E se engana quem pensa que o bolso foi o principal
motivo para Victor compartilhar sua viagem diária entre as duas cidades. “Eu
sempre achei legal dar carona, porque assim ajudo a reduzir o trânsito e a
poluição. Também gosto muito de conhecer pessoas novas”, conta o administrador,
que afirma ter feito todo um novo círculo de amizades com as viagens diárias
compartilhadas.
O diretor do BlaBla car no Brasil, Ricardo Leite,
comemora os mais de um milhão de assentos oferecidos pela plataforma em seu
primeiro ano de atividade – a cada minuto, dois assentos de um carro que iria
pegar a estrada apenas com o motorista foram preenchidos com a ajuda do
aplicativo.
Segundo ele, a melhora nos algoritmos vai deixar essa conexão entre
condutores e passageiros ainda mais eficiente. “Esperamos quadruplicar o número
de caronas em 2017”, aposta. Sobre uma futura cobrança pelo serviço, Leite
desconversa. O BlaBla Car já cobra, em alguns dos países onde opera, cerca de
20% do valor que o passageiro paga ao motorista.
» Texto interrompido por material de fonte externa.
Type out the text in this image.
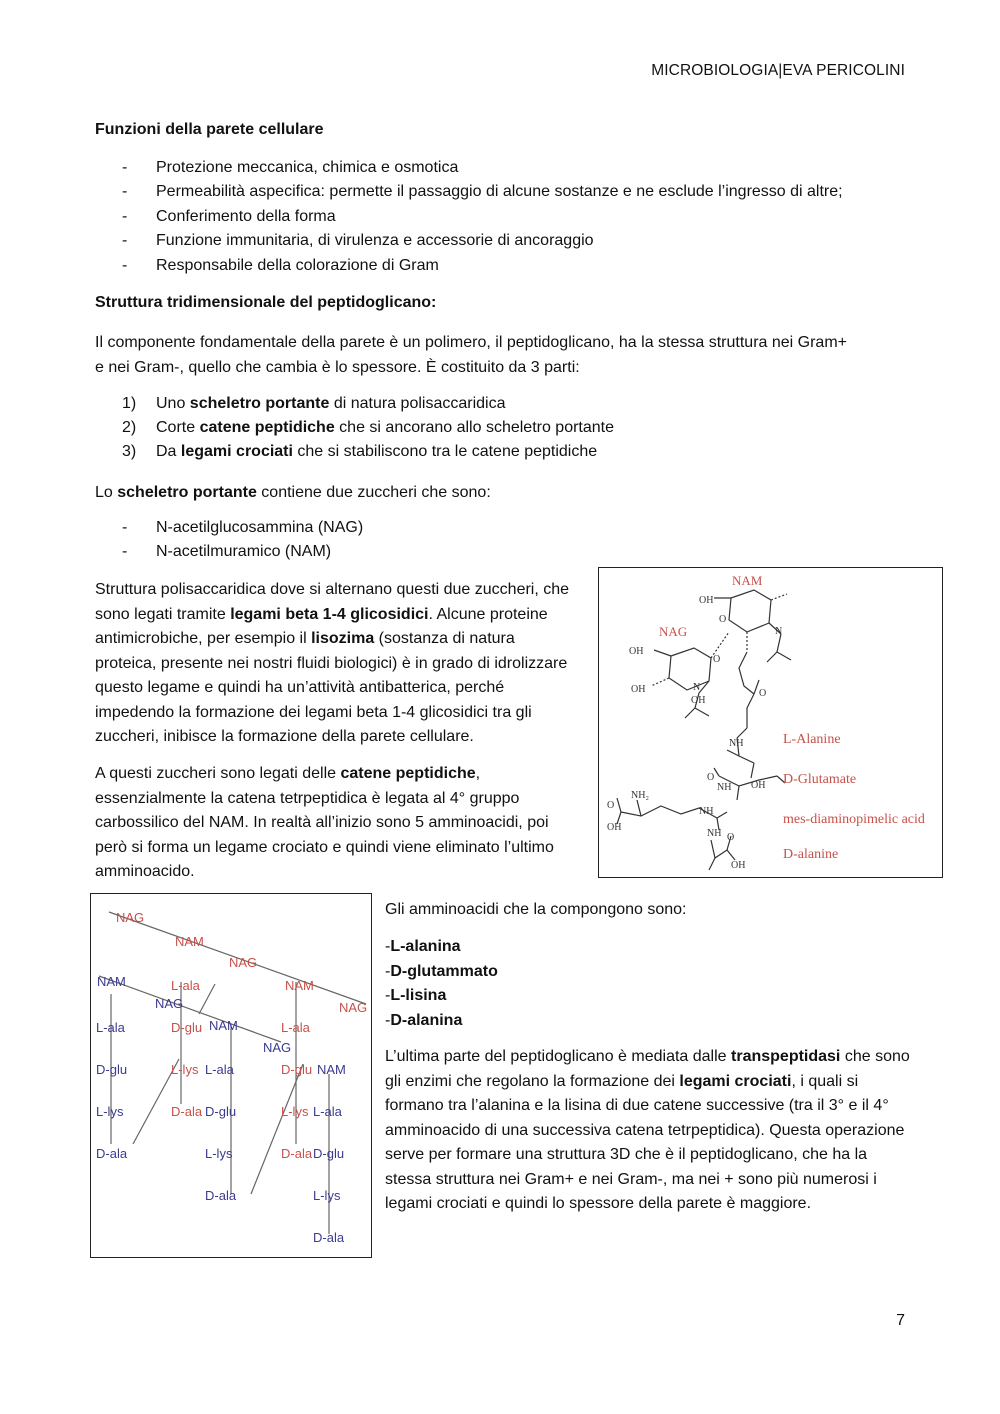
MICROBIOLOGIA|EVA PERICOLINI
Funzioni della parete cellulare
- Protezione meccanica, chimica e osmotica
- Permeabilità aspecifica: permette il passaggio di alcune sostanze e ne esclude l’ingresso di altre;
- Conferimento della forma
- Funzione immunitaria, di virulenza e accessorie di ancoraggio
- Responsabile della colorazione di Gram
Struttura tridimensionale del peptidoglicano:
Il componente fondamentale della parete è un polimero, il peptidoglicano, ha la stessa struttura nei Gram+
e nei Gram-, quello che cambia è lo spessore. È costituito da 3 parti:
1) Uno scheletro portante di natura polisaccaridica
2) Corte catene peptidiche che si ancorano allo scheletro portante
3) Da legami crociati che si stabiliscono tra le catene peptidiche
Lo scheletro portante contiene due zuccheri che sono:
- N-acetilglucosammina (NAG)
- N-acetilmuramico (NAM)
Struttura polisaccaridica dove si alternano questi due zuccheri, che sono legati tramite legami beta 1-4 glicosidici. Alcune proteine antimicrobiche, per esempio il lisozima (sostanza di natura proteica, presente nei nostri fluidi biologici) è in grado di idrolizzare questo legame e quindi ha un’attività antibatterica, perché impedendo la formazione dei legami beta 1-4 glicosidici tra gli zuccheri, inibisce la formazione della parete cellulare.
A questi zuccheri sono legati delle catene peptidiche, essenzialmente la catena tetrpeptidica è legata al 4° gruppo carbossilico del NAM. In realtà all’inizio sono 5 amminoacidi, poi però si forma un legame crociato e quindi viene eliminato l’ultimo amminoacido.
NAM
NAG
OH
OH
OH
OH
OH
OH
OH
NH
NH
NH
NH
NH₂
N
N
O
O
O
O
O
O
L-Alanine
D-Glutamate
mes-diaminopimelic acid
D-alanine
NAG
NAM
NAG
NAM
NAG
NAM
NAG
NAM
NAG
NAM
L-ala
L-ala
L-ala
L-ala
L-ala
D-glu
D-glu
D-glu
D-glu
D-glu
L-lys
L-lys
L-lys
L-lys
L-lys
D-ala
D-ala
D-ala
D-ala
D-ala
Gli amminoacidi che la compongono sono:
-L-alanina
-D-glutammato
-L-lisina
-D-alanina
L’ultima parte del peptidoglicano è mediata dalle transpeptidasi che sono gli enzimi che regolano la formazione dei legami crociati, i quali si formano tra l’alanina e la lisina di due catene successive (tra il 3° e il 4° amminoacido di una successiva catena tetrpeptidica). Questa operazione serve per formare una struttura 3D che è il peptidoglicano, che ha la stessa struttura nei Gram+ e nei Gram-, ma nei + sono più numerosi i legami crociati e quindi lo spessore della parete è maggiore.
7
Mas esses aplicativos não seriam apenas novos
“intermediários” da velha economia? “Sem dúvida”, afirma o professor Ladislau
Dowbor, da PUC-SP. “E como toda a nossa legislação está baseada no sistema antigo
de bens físicos, vira e mexe vêm à tona a discussão sobre regular ou não essas
plataformas”, completa. O assunto é polêmico e cada país se confronta com esse
desafio, mas, segundo Dowbor, a economia do compartilhamento é um caminho sem
volta.
Para ilustrar seu pensamento, ele dá como exemplo
os livros de sua própria autoria, que decidiu disponibilizar gratuitamente pela
internet, para desespero das editoras, que decidiram não publicar mais sua
obra*. “Os departamentos jurídicos estão na era analógica, no século passado e
não entenderam que estamos em outra fase, outro tipo de economia”, afirma.
Mas como um estudioso paga suas contas ao
disponibilizar sua produção intelectual de graça?, pergunto. “A lógica da
remuneração do trabalho muda. No meu caso, além da satisfação de poder ver meu
trabalho ser lido lá no Timor Leste, onde também se fala português, quando
coloco minhas publicações disponíveis na internet fico mais conhecido, sou
chamado para dar mais palestras e assim, ganho mais do que ganharia se vendesse
livros”, explica. Bem-vindo à nova era.